Depression/
Anxiety/
Trauma

Depression is one of the most common health conditions in the world today. Most importantly, it’s necessary to remember that depression is not a personal weakness and not something that you can choose to snap out of. Depression affects how we think and behave and can present with a variety of emotional and physical symptoms, such as a loss of interest in daily activities; feeling sad or down; feeling hopeless; frequent crying spells; problems with sleep and appetite (too much or too little of both); trouble concentrating; irritability; restlessness; feeling fatigued or weak; feeling worthless; thoughts of suicide or suicidal behavior; and unexplained physical pains, such as back pain or headaches.


 

Anxiety It's normal to feel anxious from time to time, especially if your life is stressful.
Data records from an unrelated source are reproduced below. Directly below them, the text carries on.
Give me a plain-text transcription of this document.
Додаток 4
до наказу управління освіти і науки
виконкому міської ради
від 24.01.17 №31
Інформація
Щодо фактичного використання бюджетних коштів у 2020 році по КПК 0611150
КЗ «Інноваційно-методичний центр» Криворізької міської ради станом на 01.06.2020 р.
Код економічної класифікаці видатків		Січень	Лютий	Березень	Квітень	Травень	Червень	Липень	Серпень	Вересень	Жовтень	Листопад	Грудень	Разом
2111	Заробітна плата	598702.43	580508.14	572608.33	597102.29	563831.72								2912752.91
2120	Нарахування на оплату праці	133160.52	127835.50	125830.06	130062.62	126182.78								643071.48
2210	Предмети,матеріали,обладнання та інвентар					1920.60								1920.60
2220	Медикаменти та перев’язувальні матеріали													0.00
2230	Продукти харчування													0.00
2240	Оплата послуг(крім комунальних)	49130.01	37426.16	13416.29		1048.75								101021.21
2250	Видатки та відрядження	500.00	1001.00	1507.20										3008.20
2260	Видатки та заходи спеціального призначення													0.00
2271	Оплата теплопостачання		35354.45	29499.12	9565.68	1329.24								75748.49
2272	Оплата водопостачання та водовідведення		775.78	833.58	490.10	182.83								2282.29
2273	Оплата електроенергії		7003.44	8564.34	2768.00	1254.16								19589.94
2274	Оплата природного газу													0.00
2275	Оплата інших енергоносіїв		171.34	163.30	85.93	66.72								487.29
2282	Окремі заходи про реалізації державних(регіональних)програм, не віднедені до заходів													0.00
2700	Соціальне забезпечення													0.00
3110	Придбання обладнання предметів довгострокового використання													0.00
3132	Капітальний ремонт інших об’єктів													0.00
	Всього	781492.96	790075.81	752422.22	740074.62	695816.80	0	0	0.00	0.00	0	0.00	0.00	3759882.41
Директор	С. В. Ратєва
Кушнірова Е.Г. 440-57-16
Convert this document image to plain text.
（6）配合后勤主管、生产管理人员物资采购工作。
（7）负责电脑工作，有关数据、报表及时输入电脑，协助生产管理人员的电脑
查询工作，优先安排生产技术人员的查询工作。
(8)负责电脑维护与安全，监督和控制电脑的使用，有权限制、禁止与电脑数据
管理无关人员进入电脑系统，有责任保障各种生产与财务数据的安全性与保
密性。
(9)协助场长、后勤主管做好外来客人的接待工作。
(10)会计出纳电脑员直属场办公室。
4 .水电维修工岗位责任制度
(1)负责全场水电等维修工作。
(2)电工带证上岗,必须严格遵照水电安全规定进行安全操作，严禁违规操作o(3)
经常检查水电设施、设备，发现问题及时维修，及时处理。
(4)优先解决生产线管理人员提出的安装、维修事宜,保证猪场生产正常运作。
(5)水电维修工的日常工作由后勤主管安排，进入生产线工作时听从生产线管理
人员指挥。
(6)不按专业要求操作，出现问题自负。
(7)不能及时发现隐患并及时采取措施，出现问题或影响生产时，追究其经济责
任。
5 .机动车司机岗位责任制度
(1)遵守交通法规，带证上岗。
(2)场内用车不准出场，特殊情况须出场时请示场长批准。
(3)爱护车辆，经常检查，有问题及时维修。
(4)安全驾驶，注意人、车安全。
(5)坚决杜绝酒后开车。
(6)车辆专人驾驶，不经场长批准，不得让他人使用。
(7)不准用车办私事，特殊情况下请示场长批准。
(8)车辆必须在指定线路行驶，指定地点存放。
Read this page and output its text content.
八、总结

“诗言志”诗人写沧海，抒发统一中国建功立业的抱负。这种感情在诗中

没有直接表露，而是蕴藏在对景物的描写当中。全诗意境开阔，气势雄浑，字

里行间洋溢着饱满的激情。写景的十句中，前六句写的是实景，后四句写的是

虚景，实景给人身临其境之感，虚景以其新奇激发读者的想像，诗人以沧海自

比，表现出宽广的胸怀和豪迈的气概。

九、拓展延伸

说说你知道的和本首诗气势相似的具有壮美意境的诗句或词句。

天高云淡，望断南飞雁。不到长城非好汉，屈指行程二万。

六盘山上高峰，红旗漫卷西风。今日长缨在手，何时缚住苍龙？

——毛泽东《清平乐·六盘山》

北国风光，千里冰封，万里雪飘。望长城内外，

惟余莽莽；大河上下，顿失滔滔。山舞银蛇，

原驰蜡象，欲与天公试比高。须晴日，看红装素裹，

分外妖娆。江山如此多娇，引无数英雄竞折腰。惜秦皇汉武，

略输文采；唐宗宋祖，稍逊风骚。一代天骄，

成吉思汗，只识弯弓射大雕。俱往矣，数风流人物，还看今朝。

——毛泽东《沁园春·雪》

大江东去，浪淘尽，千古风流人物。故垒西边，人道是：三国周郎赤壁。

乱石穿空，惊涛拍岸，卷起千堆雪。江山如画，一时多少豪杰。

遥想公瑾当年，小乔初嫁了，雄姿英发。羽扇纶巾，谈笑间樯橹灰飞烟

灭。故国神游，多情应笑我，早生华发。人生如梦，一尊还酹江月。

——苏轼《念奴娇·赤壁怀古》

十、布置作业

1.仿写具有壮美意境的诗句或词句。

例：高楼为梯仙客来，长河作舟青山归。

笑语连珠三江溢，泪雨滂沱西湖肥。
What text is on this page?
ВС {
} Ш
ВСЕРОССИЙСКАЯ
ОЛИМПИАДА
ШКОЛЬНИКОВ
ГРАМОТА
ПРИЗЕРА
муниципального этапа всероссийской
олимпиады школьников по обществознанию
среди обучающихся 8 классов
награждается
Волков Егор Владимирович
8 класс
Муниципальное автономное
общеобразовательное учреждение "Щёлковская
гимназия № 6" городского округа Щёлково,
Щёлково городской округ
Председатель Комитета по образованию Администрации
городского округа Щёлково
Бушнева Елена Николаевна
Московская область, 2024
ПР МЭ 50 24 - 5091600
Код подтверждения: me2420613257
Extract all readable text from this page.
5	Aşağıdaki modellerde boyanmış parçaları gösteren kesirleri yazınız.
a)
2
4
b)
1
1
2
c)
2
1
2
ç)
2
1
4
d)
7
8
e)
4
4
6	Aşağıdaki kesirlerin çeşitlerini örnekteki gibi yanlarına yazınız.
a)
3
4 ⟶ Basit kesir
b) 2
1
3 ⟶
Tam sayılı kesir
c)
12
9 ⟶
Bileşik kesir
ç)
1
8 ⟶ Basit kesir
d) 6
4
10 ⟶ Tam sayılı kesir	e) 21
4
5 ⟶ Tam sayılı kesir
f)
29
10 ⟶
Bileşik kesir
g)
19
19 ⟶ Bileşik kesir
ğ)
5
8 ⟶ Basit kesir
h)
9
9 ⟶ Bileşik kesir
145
However, if you have ongoing anxiety that interferes with day-to-day activities and relationships and makes it hard to enjoy life, you may have generalized anxiety disorder. Generalized anxiety disorder has similar symptoms as panic disorder, obsessive-compulsive disorder and other types of anxiety, but they're all different conditions. Living with generalized anxiety disorder can be a long-term challenge. In many cases, it occurs along with other anxiety or mood disorders. In most cases, generalized anxiety disorder improves with medications or therapy that include lifestyle changes, learning coping skills and using relaxation techniques. 

 

Trauma and traumatic events impact everyone differently. From a one-time event, or a prolonged series of events, trauma impacts the body, the mind and the person. Trauma affects the mind by altering the ability to process clear thoughts and make good decisions. The emotional impact of trauma can leave one feeling the emotions of shame, guilt, fear, anger and pain. Physically, trauma can affect the body with reoccurring sensations associated with the traumatic event and the anxiety or fear of associated memories. Those who live with the long-term impact of trauma are often unaware of what they are experiencing and the extent as to which the effects of trauma have impacted their lives and relationships.